22nd July 1969

Guernsey Controlling Committee’s Sir John Leale died

The Reverend Sir John Leale was the second president of Guernsey’s Controlling Committee during the Second World War. He took over after Ambrose Sherwill was removed from the post by the occupying forces.

Born in St Sampson in 1892, he died in St Peter Port, aged 77, on 22 July 1969. As well as leading the Controlling Committee, Leale had served as a Jurat of the Royal Court of Guernsey. He had also been a Methodist minister, in which capacity he served in Manchester following his graduation from Cambridge University. He was knighted in 1945.

Finding a balance

In his position as head of the Controlling Committee, Leale would have faced some difficult decisions when demands were made of him by the occupying forces. When the States of Guernsey released some of its wartime archives in 1993, they revealed that Leale had handed over a list of Jews living on Guernsey in November 1940. The list had been drawn up by the police on the orders of the Bailiff, Victor Carey.

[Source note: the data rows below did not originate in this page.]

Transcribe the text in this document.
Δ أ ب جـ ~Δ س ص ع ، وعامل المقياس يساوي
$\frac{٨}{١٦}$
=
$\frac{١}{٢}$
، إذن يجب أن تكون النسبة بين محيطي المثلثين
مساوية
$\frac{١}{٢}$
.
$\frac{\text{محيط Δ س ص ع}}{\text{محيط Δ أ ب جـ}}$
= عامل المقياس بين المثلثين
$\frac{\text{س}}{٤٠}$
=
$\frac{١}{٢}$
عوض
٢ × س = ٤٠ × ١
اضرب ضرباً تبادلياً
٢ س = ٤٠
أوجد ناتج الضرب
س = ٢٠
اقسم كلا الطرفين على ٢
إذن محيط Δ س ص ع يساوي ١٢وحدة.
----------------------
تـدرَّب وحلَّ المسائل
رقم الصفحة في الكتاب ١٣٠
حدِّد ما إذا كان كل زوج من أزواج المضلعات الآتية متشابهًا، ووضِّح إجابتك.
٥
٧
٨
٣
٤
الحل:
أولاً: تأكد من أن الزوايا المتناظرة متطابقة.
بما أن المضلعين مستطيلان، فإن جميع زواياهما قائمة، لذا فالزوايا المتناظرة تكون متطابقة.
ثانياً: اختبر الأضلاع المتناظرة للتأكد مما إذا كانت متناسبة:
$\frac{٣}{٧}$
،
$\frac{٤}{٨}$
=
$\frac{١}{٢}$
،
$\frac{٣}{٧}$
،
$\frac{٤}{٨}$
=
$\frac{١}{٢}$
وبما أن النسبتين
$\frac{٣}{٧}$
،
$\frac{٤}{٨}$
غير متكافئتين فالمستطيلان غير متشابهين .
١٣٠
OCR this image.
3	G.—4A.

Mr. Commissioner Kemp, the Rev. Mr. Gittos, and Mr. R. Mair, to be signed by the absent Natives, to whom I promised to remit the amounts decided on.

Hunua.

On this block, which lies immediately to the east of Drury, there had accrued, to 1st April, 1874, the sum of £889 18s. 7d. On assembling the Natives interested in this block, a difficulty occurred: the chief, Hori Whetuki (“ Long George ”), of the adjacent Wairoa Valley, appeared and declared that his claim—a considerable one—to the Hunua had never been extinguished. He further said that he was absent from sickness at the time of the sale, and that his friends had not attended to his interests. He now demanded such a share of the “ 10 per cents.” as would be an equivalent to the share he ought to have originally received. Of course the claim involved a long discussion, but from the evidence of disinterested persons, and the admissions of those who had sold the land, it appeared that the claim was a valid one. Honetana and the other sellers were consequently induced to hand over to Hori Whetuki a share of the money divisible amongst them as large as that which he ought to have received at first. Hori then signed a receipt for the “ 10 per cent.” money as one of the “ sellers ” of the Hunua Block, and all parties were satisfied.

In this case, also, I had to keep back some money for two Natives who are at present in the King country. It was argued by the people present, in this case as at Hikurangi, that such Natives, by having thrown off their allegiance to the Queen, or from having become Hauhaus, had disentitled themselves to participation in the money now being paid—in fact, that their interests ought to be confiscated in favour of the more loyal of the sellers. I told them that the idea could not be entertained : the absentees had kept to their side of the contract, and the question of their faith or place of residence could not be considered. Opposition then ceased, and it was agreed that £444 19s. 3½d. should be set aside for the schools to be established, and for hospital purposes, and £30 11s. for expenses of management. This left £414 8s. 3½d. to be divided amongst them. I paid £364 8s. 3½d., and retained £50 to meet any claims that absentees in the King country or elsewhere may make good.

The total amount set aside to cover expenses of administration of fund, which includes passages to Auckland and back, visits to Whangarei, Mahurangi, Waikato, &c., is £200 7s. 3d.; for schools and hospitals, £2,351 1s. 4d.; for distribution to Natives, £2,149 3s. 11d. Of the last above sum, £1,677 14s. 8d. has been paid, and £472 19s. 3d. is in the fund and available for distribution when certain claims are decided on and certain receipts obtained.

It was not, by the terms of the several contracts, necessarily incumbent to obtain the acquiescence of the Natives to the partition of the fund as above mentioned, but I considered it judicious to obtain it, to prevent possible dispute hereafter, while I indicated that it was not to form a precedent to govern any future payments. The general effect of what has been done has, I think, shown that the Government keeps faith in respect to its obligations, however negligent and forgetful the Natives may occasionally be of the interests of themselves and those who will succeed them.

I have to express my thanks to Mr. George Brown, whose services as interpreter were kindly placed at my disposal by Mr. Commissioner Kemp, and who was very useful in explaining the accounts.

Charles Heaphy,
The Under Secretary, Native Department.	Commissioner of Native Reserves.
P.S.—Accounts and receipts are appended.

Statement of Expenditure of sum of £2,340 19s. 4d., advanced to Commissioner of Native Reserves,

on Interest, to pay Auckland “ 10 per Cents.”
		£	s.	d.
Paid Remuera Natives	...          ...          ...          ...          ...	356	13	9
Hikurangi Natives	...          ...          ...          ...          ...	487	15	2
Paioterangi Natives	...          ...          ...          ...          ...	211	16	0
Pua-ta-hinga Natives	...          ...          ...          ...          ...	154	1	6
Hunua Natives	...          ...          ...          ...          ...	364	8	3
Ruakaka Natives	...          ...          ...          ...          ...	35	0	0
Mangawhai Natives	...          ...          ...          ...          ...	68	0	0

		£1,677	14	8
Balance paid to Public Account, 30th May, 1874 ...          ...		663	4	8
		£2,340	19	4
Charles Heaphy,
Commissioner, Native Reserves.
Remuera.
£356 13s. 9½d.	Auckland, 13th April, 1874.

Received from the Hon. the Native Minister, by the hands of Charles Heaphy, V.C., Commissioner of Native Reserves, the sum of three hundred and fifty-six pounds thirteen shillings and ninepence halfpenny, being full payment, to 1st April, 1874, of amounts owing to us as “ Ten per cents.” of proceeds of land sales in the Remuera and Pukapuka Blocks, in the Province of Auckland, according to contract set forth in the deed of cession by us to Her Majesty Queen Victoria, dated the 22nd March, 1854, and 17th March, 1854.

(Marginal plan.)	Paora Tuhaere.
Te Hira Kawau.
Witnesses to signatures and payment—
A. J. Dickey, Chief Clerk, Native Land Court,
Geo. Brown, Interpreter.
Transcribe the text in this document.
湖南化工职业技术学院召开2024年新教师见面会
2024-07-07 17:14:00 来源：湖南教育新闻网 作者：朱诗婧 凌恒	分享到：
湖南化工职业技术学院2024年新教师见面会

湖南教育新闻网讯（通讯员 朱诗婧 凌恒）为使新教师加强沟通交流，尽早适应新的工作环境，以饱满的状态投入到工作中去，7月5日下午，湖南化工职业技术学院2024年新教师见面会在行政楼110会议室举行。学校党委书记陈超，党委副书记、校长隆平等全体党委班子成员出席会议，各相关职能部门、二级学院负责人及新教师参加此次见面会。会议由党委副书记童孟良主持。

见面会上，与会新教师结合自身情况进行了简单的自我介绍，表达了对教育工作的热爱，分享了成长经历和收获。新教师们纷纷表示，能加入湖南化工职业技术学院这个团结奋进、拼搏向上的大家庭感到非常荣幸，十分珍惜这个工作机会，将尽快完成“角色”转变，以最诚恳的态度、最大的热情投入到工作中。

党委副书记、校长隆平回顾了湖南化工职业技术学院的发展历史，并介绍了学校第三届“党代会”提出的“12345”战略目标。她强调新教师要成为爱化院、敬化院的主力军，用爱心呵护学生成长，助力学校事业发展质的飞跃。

“Mr Carey passed the inspector’s report to the Rev John Leale, president of the Controlling Committee of the States of Guernsey, the civilian body administering the island under the occupation,” reported The Times in 1993. “The names were forwarded to field command headquarters the same day.”

Three Jewish women were deported from Guernsey and died at Auschwitz.

“John Leale was regarded on the island as highly competent and business-like,” reported The Guardian, also in 1993. “He took absolute integrity as his watch-word, according to a local biographer.”

Lasting respect

Leale’s approach to the occupation was one of passive compliance in the interest of not making things more difficult for the island’s residents. He was highly regarded by many by the time the war drew to a close.

Leale even makes an appearance in The Book of Ebenezer Le Page:

He wasn’t warm and loveable as Ambrose [Sherwill] was, nor as reckless, but he was a truly honourable man… [He] wasn’t a man who liked wars, or wanted wars; and he didn’t want us to hate anybody, not even the Germans: but he was like steel in his quiet way to get out of them all he thought was fair for them to let us have. When I think of those who was the heads of Guernsey during the Occupation, I am proud to be a Guernseyman…

Sir John Leale Avenue in St Sampson is named after him. Sir John Leale House was once the headquarters of Guernsey Post.